I lavoratori dello spettacolo manifestano da mesi per segnalare le difficoltà in cui si trovano a causa della pandemia. Ma per molti di loro le cose non andavano bene neanche prima, ed è per questo che alla protesta si aggiungono richieste specifiche. Ne ha scritto Annalisa Camilli per Internazionale.
A piazza del Popolo il 17 aprile migliaia di lavoratori dello spettacolo hanno manifestato al grido: “Governo, ora ci vedi?”, portando in piazza mille bauli in cui sono raccolti di solito gli strumenti di scena. La manifestazione è stata organizzata da diverse sigle a sei mesi dal primo flash mob dello stesso tipo, avvenuto a Milano.
Nelle stesse ore della manifestazione di piazza del Popolo, proprio mentre il governo Draghi annunciava le riaperture di fine aprile, veniva occupato il Globe Theatre di Roma, una struttura all’aperto nel cuore di villa Borghese, in cui le maestranze dello spettacolo hanno organizzato cinque giorni d’incontri e discussioni a cui hanno partecipato migliaia di persone, per chiedere al governo di prendersi carico dei costi di più di un anno di chiusura di teatri, cinema, spettacoli e concerti dal vivo, ma anche di cambiare approccio rispetto alla cultura, in un anno che ha mostrato tutti i problemi strutturali del sistema di produzione dei contenuti culturali: dal precariato estremo dei lavoratori dello spettacolo alla mancanza di finanziamenti e di progetti di lungo corso. “A noi gli occhi, please”, era scritto sullo striscione srotolato sul palcoscenico del teatro romano, parafrasando un vecchio spettacolo di Gigi Proietti, ideatore e direttore del Globe.
Ilenia Caleo, attrice, autrice e ricercatrice all’università di Venezia, è stata tra le promotrici dell’occupazione romana, che è durata solo cinque giorni perché “non vogliamo consumare tutte le nostre energie nella protesta, ci sembra che anche la lotta debba essere sostenibile in questa situazione di pandemia e volevamo non solo chiedere sussidi e assistenza al governo, ma soprattutto fare proposte, immaginare come potrebbe essere il futuro di questo settore a partire da questa crisi”. Caleo spiega che le mobilitazioni vanno avanti da un anno: “In queste settimane in Francia sono stati occupati un centinaio di teatri, anche se la situazione francese è molto diversa. Così come sono stati occupati due teatri a Napoli e a Milano”.
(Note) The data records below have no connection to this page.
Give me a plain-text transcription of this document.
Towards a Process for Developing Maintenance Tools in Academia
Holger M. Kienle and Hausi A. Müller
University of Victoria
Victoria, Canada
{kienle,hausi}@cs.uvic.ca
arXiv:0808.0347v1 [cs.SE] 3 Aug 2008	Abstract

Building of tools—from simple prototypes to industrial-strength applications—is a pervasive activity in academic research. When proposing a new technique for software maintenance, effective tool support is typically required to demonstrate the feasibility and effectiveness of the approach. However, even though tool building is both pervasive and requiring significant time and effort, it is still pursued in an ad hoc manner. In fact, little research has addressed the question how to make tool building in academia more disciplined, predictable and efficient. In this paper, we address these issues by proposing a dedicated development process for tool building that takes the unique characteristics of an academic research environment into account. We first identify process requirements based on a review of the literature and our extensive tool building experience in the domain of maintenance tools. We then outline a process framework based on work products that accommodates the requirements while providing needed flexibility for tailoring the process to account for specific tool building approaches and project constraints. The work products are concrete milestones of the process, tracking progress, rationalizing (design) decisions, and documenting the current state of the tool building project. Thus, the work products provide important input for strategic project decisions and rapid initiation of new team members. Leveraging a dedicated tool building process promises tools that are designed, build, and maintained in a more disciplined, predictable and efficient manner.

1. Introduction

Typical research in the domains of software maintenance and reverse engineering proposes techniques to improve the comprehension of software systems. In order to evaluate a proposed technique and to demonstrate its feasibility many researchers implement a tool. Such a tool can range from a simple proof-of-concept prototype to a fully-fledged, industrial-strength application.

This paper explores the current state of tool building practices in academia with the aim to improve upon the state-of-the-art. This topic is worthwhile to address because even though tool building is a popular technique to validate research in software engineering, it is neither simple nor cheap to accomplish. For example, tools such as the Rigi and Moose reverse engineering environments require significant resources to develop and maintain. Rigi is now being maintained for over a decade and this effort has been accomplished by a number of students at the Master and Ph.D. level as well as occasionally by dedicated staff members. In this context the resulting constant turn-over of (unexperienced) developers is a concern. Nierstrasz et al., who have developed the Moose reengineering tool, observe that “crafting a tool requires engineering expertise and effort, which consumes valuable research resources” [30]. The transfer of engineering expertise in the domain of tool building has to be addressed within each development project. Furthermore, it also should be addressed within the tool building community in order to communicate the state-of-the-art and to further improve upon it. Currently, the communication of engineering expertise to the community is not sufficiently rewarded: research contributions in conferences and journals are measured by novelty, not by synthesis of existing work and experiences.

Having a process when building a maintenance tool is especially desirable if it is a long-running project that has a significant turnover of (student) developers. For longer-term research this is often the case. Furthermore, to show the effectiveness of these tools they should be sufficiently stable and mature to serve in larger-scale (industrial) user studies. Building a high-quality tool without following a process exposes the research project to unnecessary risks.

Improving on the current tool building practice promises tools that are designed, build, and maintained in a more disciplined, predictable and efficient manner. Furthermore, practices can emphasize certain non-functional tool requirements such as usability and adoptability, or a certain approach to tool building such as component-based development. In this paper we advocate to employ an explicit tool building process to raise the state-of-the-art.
I lavoratori dello spettacolo hanno scelto di occupare il Globe anche per la consapevolezza che gli spazi al chiuso sono più pericolosi per il contagio: “Abbiamo scelto il Globe perché ci sembrava che ci tutelasse un po’ di più, questo anno di pandemia ci ha cambiati e non possiamo ignorare che anche manifestare e vedersi per discutere può rappresentare un pericolo, manifestare diventa quasi un’azione paradossale: si chiamano a raccolta corpi, che poi non possono stare vicini. Ma allo stesso tempo volevamo dare l’idea che non ci saremmo chiusi tra di noi a discutere. Non vogliamo che le nostre rivendicazioni siano solo quelle della nostra categoria, vogliamo aprirci anche ad altri settori che condividono i nostri problemi e in generale alla città. Il Globe è uno spazio aperto che ci ha consentito tutto questo. Già il nome, Globe, fa pensare al mondo: l’idea era quella di rifare il mondo, con lo slogan ‘Remake the globe’”.